Renaming or moving the script changes the URL

The URL is derived from the current library location of the script.

If you rename or move the script inside your library, copy the new URL again in the Library details panel and update it in your trigger tool.

Scripts may still ask for user input

Remote triggering does not mean fully headless execution.

A saved script may still:

  • show dialogs
  • ask for files or folders
  • require additional confirmation or interaction

That is often useful. For example, you can trigger a script from a shortcut and then answer a small follow-up prompt in the normal Premiere workflow.

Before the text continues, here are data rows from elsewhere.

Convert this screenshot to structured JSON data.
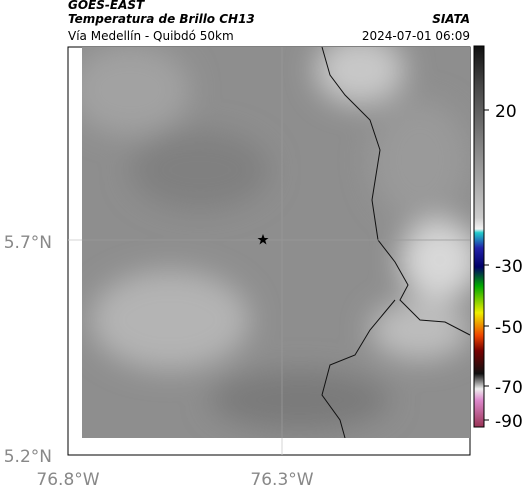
{
  "header": {
    "title": "GOES-EAST",
    "subtitle": "Temperatura de Brillo CH13",
    "source": "SIATA",
    "route": "Vía Medellín - Quibdó 50km",
    "timestamp": "2024-07-01 06:09"
  },
  "map": {
    "lat_labels": [
      "5.7°N",
      "5.2°N"
    ],
    "lon_labels": [
      "76.8°W",
      "76.3°W"
    ]
  },
  "colorbar": {
    "tick_labels": [
      "20",
      "-30",
      "-50",
      "-70",
      "-90"
    ]
  }
}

Any tool that can open a local URL or run a small HTTP GET request can trigger Automation Agent scripts.

AutoHotkey on Windows

AutoHotkey is a very practical choice when you want a normal keyboard shortcut on Windows.

  1. Install AutoHotkey.
  2. Create a new .ahk file.
  3. Paste a script like this and replace YOUR_REMOTE_EXECUTION_URL with the copied Library URL. In this example, F11:: means that pressing the F11 key triggers the request:
F11::
{
url := "YOUR_REMOTE_EXECUTION_URL"
whr := ComObject("WinHttp.WinHttpRequest.5.1")
whr.Open("GET", url, false)
whr.Send()
}
  1. Run that .ahk file.
  2. Press the shortcut to launch the script.

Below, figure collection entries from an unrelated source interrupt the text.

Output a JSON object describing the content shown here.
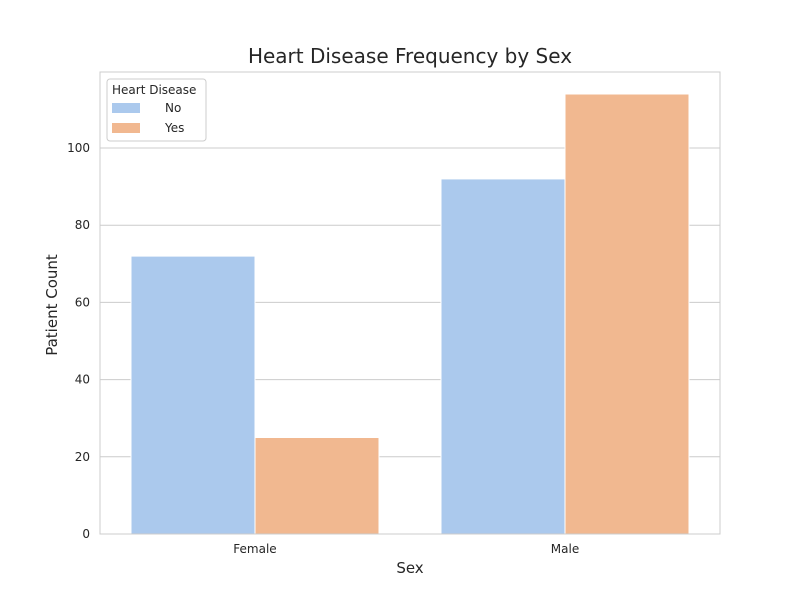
{
  "chart_data": {
    "type": "bar",
    "title": "Heart Disease Frequency by Sex",
    "xlabel": "Sex",
    "ylabel": "Patient Count",
    "categories": [
      "Female",
      "Male"
    ],
    "series": [
      {
        "name": "No",
        "values": [
          72,
          92
        ],
        "color": "#abc9ed"
      },
      {
        "name": "Yes",
        "values": [
          25,
          114
        ],
        "color": "#f1b890"
      }
    ],
    "ylim": [
      0,
      119.7
    ],
    "yticks": [
      0,
      20,
      40,
      60,
      80,
      100
    ],
    "grid": "horizontal",
    "legend": {
      "title": "Heart Disease",
      "placement": "top-left"
    }
  }
}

If you only want the shortcut while Premiere has focus, use a version like this instead:

F11::
{
if WinActive("Premiere")
{
url := "YOUR_REMOTE_EXECUTION_URL"
whr := ComObject("WinHttp.WinHttpRequest.5.1")
whr.Open("GET", url, false)
whr.Send()
}
}

That way, pressing F11 only triggers the request while Premiere is the active window.

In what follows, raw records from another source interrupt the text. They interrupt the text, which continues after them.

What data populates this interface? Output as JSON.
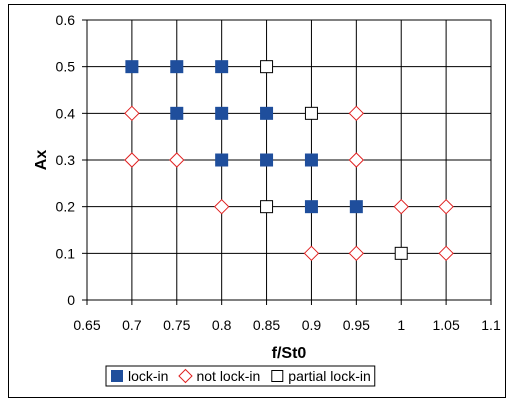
{
  "chart_data": {
    "type": "scatter",
    "xlabel": "f/St0",
    "ylabel": "Ax",
    "xlim": [
      0.65,
      1.1
    ],
    "ylim": [
      0,
      0.6
    ],
    "x_ticks": [
      0.65,
      0.7,
      0.75,
      0.8,
      0.85,
      0.9,
      0.95,
      1,
      1.05,
      1.1
    ],
    "y_ticks": [
      0,
      0.1,
      0.2,
      0.3,
      0.4,
      0.5,
      0.6
    ],
    "x_tick_labels": [
      "0.65",
      "0.7",
      "0.75",
      "0.8",
      "0.85",
      "0.9",
      "0.95",
      "1",
      "1.05",
      "1.1"
    ],
    "y_tick_labels": [
      "0",
      "0.1",
      "0.2",
      "0.3",
      "0.4",
      "0.5",
      "0.6"
    ],
    "grid": true,
    "legend_position": "bottom",
    "series": [
      {
        "name": "lock-in",
        "marker": "filled-square",
        "color": "#1f4e9c",
        "points": [
          [
            0.7,
            0.5
          ],
          [
            0.75,
            0.5
          ],
          [
            0.8,
            0.5
          ],
          [
            0.75,
            0.4
          ],
          [
            0.8,
            0.4
          ],
          [
            0.85,
            0.4
          ],
          [
            0.8,
            0.3
          ],
          [
            0.85,
            0.3
          ],
          [
            0.9,
            0.3
          ],
          [
            0.9,
            0.2
          ],
          [
            0.95,
            0.2
          ]
        ]
      },
      {
        "name": "not lock-in",
        "marker": "hollow-diamond",
        "color": "#e02020",
        "points": [
          [
            0.7,
            0.4
          ],
          [
            0.95,
            0.4
          ],
          [
            0.7,
            0.3
          ],
          [
            0.75,
            0.3
          ],
          [
            0.95,
            0.3
          ],
          [
            0.8,
            0.2
          ],
          [
            1.0,
            0.2
          ],
          [
            1.05,
            0.2
          ],
          [
            0.9,
            0.1
          ],
          [
            0.95,
            0.1
          ],
          [
            1.05,
            0.1
          ]
        ]
      },
      {
        "name": "partial lock-in",
        "marker": "hollow-square",
        "color": "#000000",
        "points": [
          [
            0.85,
            0.5
          ],
          [
            0.9,
            0.4
          ],
          [
            0.85,
            0.2
          ],
          [
            1.0,
            0.1
          ]
        ]
      }
    ]
  }
}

If that does not work on your machine, replace "Premiere" with the exact window title shown by your installed version. Depending on version, language, or OS integration, that may still be something like "Premiere Pro".

Shortcuts on macOS

Shortcuts is the best built-in Mac option if you want a modern Apple-native setup without installing extra tools.

  1. Open the Shortcuts app and create a new shortcut.
  2. Add a URL action and paste the copied Library URL.
  3. Add a Get Contents of URL action so the shortcut sends the local HTTP request.
  4. Open the shortcut details and add a keyboard shortcut.

This gives you a simple built-in Mac trigger that works well for launching one saved script from a hotkey.

Note that a keyboard shortcut assigned in Shortcuts is a global macOS shortcut, not a Premiere-only shortcut. If you want the trigger to be active only while Premiere has focus, use Keyboard Maestro or another app-specific hotkey tool instead.

If you prefer the older built-in workflow, Automator still works too: create a Quick Action, add Run Shell Script, and call the same URL with curl "YOUR_REMOTE_EXECUTION_URL".

Keyboard Maestro on macOS

Keyboard Maestro is the most direct Mac option when you want a reliable hotkey, app-specific activation, and richer automation later.

  1. Create a new macro.
  2. Add a Hot Key trigger.
  3. Add a Get URL action and paste the copied Library URL.
  4. Optionally put the macro into a Macro Group that is active only in Premiere.

This setup is a good fit when you want a Mac shortcut that stays neatly scoped to Premiere instead of being global all the time.

Stream Deck

Stream Deck works well when you want a dedicated hardware button for one script.

  1. Create a new button action.
  2. Use the action that opens a website or URL.
  3. Paste the copied Library URL.
  4. If your Stream Deck setup offers a background GET option, enable it so the request runs silently instead of opening a visible browser tab.

This is especially useful for cleanup scripts, import helpers, or recurring utility actions you want on one physical key.

Touch Portal

Touch Portal is a good fit when you want the same kind of trigger button on a phone or tablet.

  1. Create a button.
  2. Add an HTTP Get action.
  3. Paste the copied Library URL.

Touch Portal example

This gives you a simple remote control surface for repetitive editing actions without needing extra hardware.

Raycast, Alfred, and similar launcher tools

Launcher tools such as Raycast and Alfred are also a good fit.

In practice, you usually create one of these:

  • a quicklink that opens the copied local URL
  • a small shell-command action that runs curl "YOUR_REMOTE_EXECUTION_URL"
  • a hotkey that triggers one of those actions

That gives you a very lightweight keyboard-driven setup without needing a full macro package.